After all, highbrow stuff is just lowbrow stuff with more good stuff in it, by which I mean, in the case of Shakespeare, ghosts and witches and fairy kings and people getting run through with swords, and in the case of Milton, war in heaven between archangels clad in gold and adamantium. In the case of Homer, there are more fight scenes on the windy plains of Troy than there are in Jackie Chan’s DRUNKEN MASTER, which consists of a fight scene leading to a fight scene with a fight scene in between, and Jackie’s doomed friend Patrocles donning his armor to face the ninja-assassin master Hector, unless I am confusing the two. Then, of course, Jackie is out for revenge, and so he has to undergo intense training with the help of a magic book of fighting techniques, or maybe his mother the goddess gets him better armor — one of those two. I remember there was fighting. Then Luke blows up the entire invulnerable city of Troy with a lucky shot into the lower thermal exhaust port. Which the stolen plans revealed was the only point of Achilles not dipped in the moat of hell, and therefore his one hidden weak spot.
So this appeals to me. Take a look.
But there are some lowbrow movies that just have titles that makes me wish I had been inspired or bold enough to come up with them. COWBOYS VERSUS ALIENS. Tells you everything you need to know in three words. That is true art. Three words, the middle one of which can be abbreviated into two letters.
If wanting to see Cowboys shoot and be shot by Aliens is wrong, I don’t want to be right. Yee-hawh. MONSTERS VERSUS ALIENS might be a prequel, KRAMER VERSUS KRAMER and of course GODZILLA VERSUS THE SMOG MONSTER has the all important word “VERSUS” in it.
Now, Hollywood often mucks with superheroes, but in this short commercial, I did not get that “They made Green Hornet from a Racketbuster into a Dork” vibe. Instead I see all my favorite things: power lantern, crashed space ship, the guy is a test pilot, thank you very much, and Kyle Rainer is not the real Green Lantern. The look of it is very good.
Will it be better than Homer’s ILIAD or the Bruce Timm’s JUSTICE LEAGUE UNLIMITED cartoon? These are high threshold difficult to cross. But, after a lifetime of being a small and despised ghetto, we science fiction geeks and gekkettes finally have major Hollywood movies made about the stories at the very core of our weird little hearts, and an occasional disappointment in a film will not take that away.
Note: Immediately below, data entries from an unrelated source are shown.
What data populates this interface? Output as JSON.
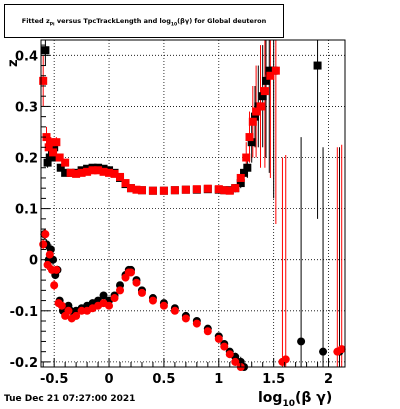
{
  "title": {
    "pre": "Fitted  z",
    "sub1": "Pi",
    "mid": "  versus TpcTrackLength and log",
    "sub2": "10",
    "post": "(βγ) for Global deuteron"
  },
  "footer": "Tue Dec 21 07:27:00 2021",
  "colors": {
    "black_series": "#000000",
    "red_series": "#ff0000",
    "grid": "#000000"
  },
  "chart_data": {
    "type": "scatter",
    "x_axis": {
      "label": "log",
      "label_sub": "10",
      "label_post": "(β γ)",
      "range": [
        -0.62,
        2.15
      ],
      "ticks": [
        -0.5,
        0,
        0.5,
        1,
        1.5,
        2
      ],
      "tick_labels": [
        "-0.5",
        "0",
        "0.5",
        "1",
        "1.5",
        "2"
      ]
    },
    "y_axis": {
      "label": "z",
      "range": [
        -0.21,
        0.43
      ],
      "ticks": [
        -0.2,
        -0.1,
        0,
        0.1,
        0.2,
        0.3,
        0.4
      ],
      "tick_labels": [
        "-0.2",
        "-0.1",
        "0",
        "0.1",
        "0.2",
        "0.3",
        "0.4"
      ]
    },
    "grid": true,
    "series": [
      {
        "marker": "square",
        "color": "#000000",
        "x": [
          -0.58,
          -0.56,
          -0.54,
          -0.52,
          -0.5,
          -0.47,
          -0.44,
          -0.4,
          -0.35,
          -0.3,
          -0.25,
          -0.2,
          -0.15,
          -0.1,
          -0.05,
          0.0,
          0.05,
          0.1,
          0.15,
          0.2,
          0.3,
          0.4,
          0.5,
          0.6,
          0.7,
          0.8,
          0.9,
          1.0,
          1.05,
          1.1,
          1.15,
          1.2,
          1.23,
          1.26,
          1.3,
          1.33,
          1.36,
          1.4,
          1.43,
          1.46,
          1.5,
          1.9
        ],
        "y": [
          0.41,
          0.19,
          0.2,
          0.21,
          0.22,
          0.2,
          0.18,
          0.17,
          0.17,
          0.17,
          0.175,
          0.178,
          0.18,
          0.18,
          0.178,
          0.175,
          0.17,
          0.16,
          0.148,
          0.14,
          0.136,
          0.135,
          0.135,
          0.136,
          0.137,
          0.137,
          0.138,
          0.137,
          0.136,
          0.136,
          0.14,
          0.15,
          0.17,
          0.18,
          0.23,
          0.28,
          0.3,
          0.32,
          0.35,
          0.37,
          0.37,
          0.38
        ],
        "err": [
          0.03,
          0.01,
          0.01,
          0.01,
          0.01,
          0.005,
          0.005,
          0.004,
          0.004,
          0.004,
          0.004,
          0.004,
          0.004,
          0.004,
          0.004,
          0.004,
          0.004,
          0.004,
          0.004,
          0.004,
          0.003,
          0.003,
          0.003,
          0.003,
          0.003,
          0.003,
          0.003,
          0.004,
          0.005,
          0.006,
          0.008,
          0.01,
          0.015,
          0.02,
          0.04,
          0.06,
          0.08,
          0.1,
          0.15,
          0.2,
          0.25,
          0.3
        ]
      },
      {
        "marker": "square",
        "color": "#ff0000",
        "x": [
          -0.6,
          -0.57,
          -0.55,
          -0.53,
          -0.51,
          -0.48,
          -0.45,
          -0.4,
          -0.35,
          -0.3,
          -0.25,
          -0.2,
          -0.15,
          -0.1,
          -0.05,
          0.0,
          0.05,
          0.1,
          0.15,
          0.2,
          0.25,
          0.3,
          0.4,
          0.5,
          0.6,
          0.7,
          0.8,
          0.9,
          1.0,
          1.05,
          1.1,
          1.15,
          1.2,
          1.25,
          1.28,
          1.31,
          1.34,
          1.38,
          1.42,
          1.47,
          1.52
        ],
        "y": [
          0.35,
          0.24,
          0.22,
          0.23,
          0.21,
          0.23,
          0.2,
          0.19,
          0.17,
          0.168,
          0.17,
          0.172,
          0.175,
          0.175,
          0.172,
          0.17,
          0.168,
          0.162,
          0.15,
          0.14,
          0.137,
          0.136,
          0.135,
          0.135,
          0.136,
          0.137,
          0.138,
          0.139,
          0.138,
          0.136,
          0.135,
          0.14,
          0.16,
          0.2,
          0.24,
          0.27,
          0.29,
          0.3,
          0.33,
          0.36,
          0.37
        ],
        "err": [
          0.05,
          0.02,
          0.01,
          0.01,
          0.01,
          0.01,
          0.006,
          0.005,
          0.004,
          0.004,
          0.004,
          0.004,
          0.004,
          0.004,
          0.004,
          0.004,
          0.004,
          0.004,
          0.004,
          0.004,
          0.004,
          0.003,
          0.003,
          0.003,
          0.003,
          0.003,
          0.003,
          0.003,
          0.004,
          0.005,
          0.006,
          0.008,
          0.012,
          0.03,
          0.05,
          0.07,
          0.09,
          0.12,
          0.15,
          0.2,
          0.3
        ]
      },
      {
        "marker": "circle",
        "color": "#000000",
        "x": [
          -0.59,
          -0.57,
          -0.55,
          -0.53,
          -0.51,
          -0.49,
          -0.47,
          -0.45,
          -0.42,
          -0.4,
          -0.37,
          -0.35,
          -0.3,
          -0.25,
          -0.2,
          -0.15,
          -0.1,
          -0.05,
          0.0,
          0.05,
          0.1,
          0.15,
          0.18,
          0.2,
          0.25,
          0.3,
          0.4,
          0.5,
          0.6,
          0.7,
          0.8,
          0.9,
          1.0,
          1.05,
          1.1,
          1.15,
          1.2,
          1.23,
          1.75,
          1.95,
          2.1
        ],
        "y": [
          0.05,
          0.03,
          0.0,
          0.02,
          0.0,
          -0.03,
          -0.02,
          -0.08,
          -0.1,
          -0.1,
          -0.09,
          -0.1,
          -0.1,
          -0.095,
          -0.09,
          -0.085,
          -0.08,
          -0.07,
          -0.08,
          -0.07,
          -0.05,
          -0.03,
          -0.02,
          -0.02,
          -0.04,
          -0.06,
          -0.075,
          -0.085,
          -0.095,
          -0.11,
          -0.12,
          -0.135,
          -0.15,
          -0.165,
          -0.18,
          -0.19,
          -0.2,
          -0.21,
          -0.16,
          -0.18,
          -0.18
        ],
        "err": [
          0.01,
          0.01,
          0.01,
          0.01,
          0.01,
          0.008,
          0.008,
          0.006,
          0.005,
          0.005,
          0.004,
          0.004,
          0.004,
          0.004,
          0.004,
          0.004,
          0.004,
          0.004,
          0.004,
          0.004,
          0.004,
          0.004,
          0.004,
          0.004,
          0.003,
          0.003,
          0.003,
          0.003,
          0.003,
          0.003,
          0.003,
          0.003,
          0.004,
          0.005,
          0.006,
          0.008,
          0.01,
          0.012,
          0.4,
          0.4,
          0.4
        ]
      },
      {
        "marker": "circle",
        "color": "#ff0000",
        "x": [
          -0.6,
          -0.58,
          -0.56,
          -0.54,
          -0.52,
          -0.5,
          -0.48,
          -0.46,
          -0.43,
          -0.4,
          -0.37,
          -0.34,
          -0.3,
          -0.25,
          -0.2,
          -0.15,
          -0.1,
          -0.05,
          0.0,
          0.05,
          0.1,
          0.15,
          0.18,
          0.2,
          0.25,
          0.3,
          0.4,
          0.5,
          0.6,
          0.7,
          0.8,
          0.9,
          1.0,
          1.05,
          1.1,
          1.15,
          1.2,
          1.58,
          1.61,
          2.08,
          2.12
        ],
        "y": [
          0.03,
          0.05,
          -0.01,
          0.01,
          -0.02,
          -0.05,
          -0.02,
          -0.085,
          -0.09,
          -0.11,
          -0.1,
          -0.115,
          -0.11,
          -0.1,
          -0.1,
          -0.095,
          -0.09,
          -0.085,
          -0.09,
          -0.075,
          -0.06,
          -0.035,
          -0.025,
          -0.025,
          -0.045,
          -0.065,
          -0.08,
          -0.09,
          -0.1,
          -0.115,
          -0.125,
          -0.14,
          -0.155,
          -0.17,
          -0.185,
          -0.2,
          -0.21,
          -0.2,
          -0.195,
          -0.18,
          -0.175
        ],
        "err": [
          0.01,
          0.01,
          0.01,
          0.01,
          0.01,
          0.01,
          0.008,
          0.006,
          0.005,
          0.005,
          0.005,
          0.004,
          0.004,
          0.004,
          0.004,
          0.004,
          0.004,
          0.004,
          0.004,
          0.004,
          0.004,
          0.004,
          0.004,
          0.004,
          0.003,
          0.003,
          0.003,
          0.003,
          0.003,
          0.003,
          0.003,
          0.003,
          0.004,
          0.005,
          0.006,
          0.008,
          0.01,
          0.4,
          0.4,
          0.4,
          0.4
        ]
      }
    ]
  }
}
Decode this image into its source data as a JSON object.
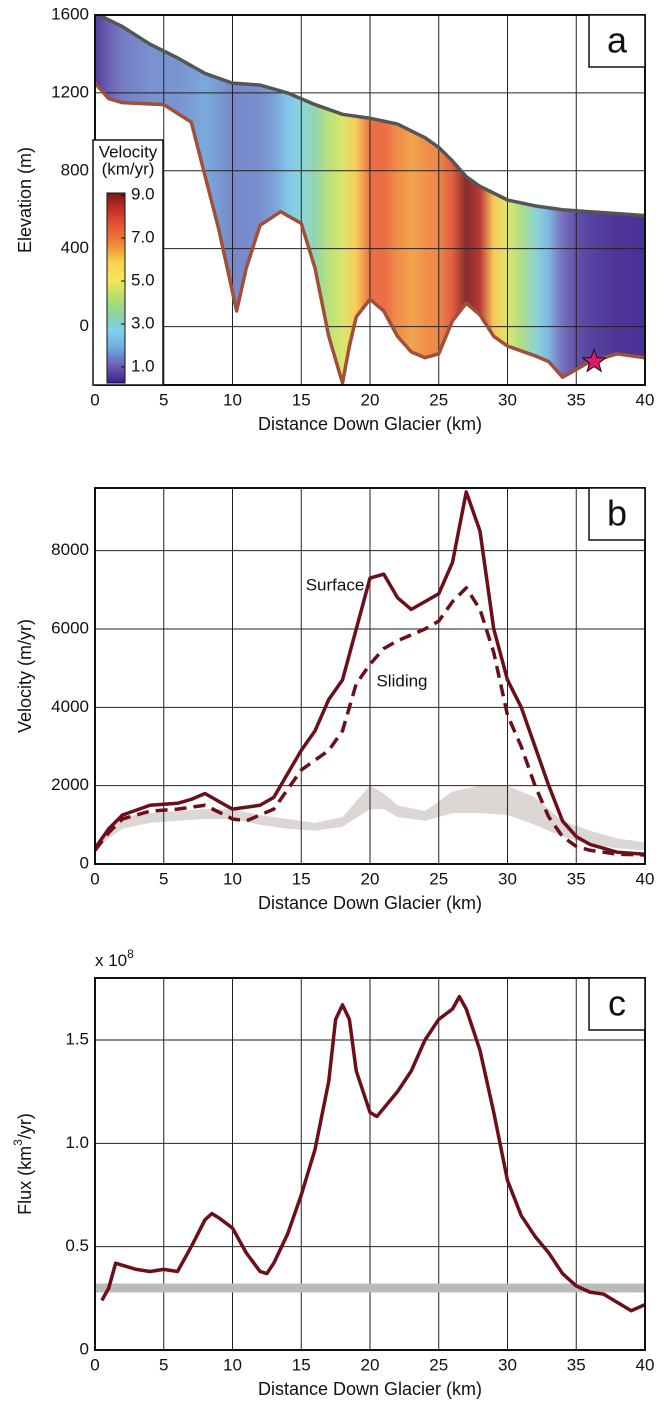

Our parents read books, like Hemmingway’s TO HAVE AND HAVE NOT, or GONE WITH THE WIND, or Raymond Chandler’s THE BIG SLEEP, or TRUE GRIT, and so in our parent’s day they made films out of the books their audience knew and loved in youth, so nostalgia helped bring in ticket sales. Our generation read comics, played video games, and watching television sitcoms, so we get SPIDERMAN and MORTAL KOMBAT and GET SMART. BUT also our favorite books come to the screen, and at no point previously could what our imaginations demanded from books been placed on the screen.
The includes some of my favorite books of all time.
Now, if they would only make SLAN by A.E. Van Vogt or EMPHYRIO by Jack Vance into a faithful movie adaptation, my happiness would be complete.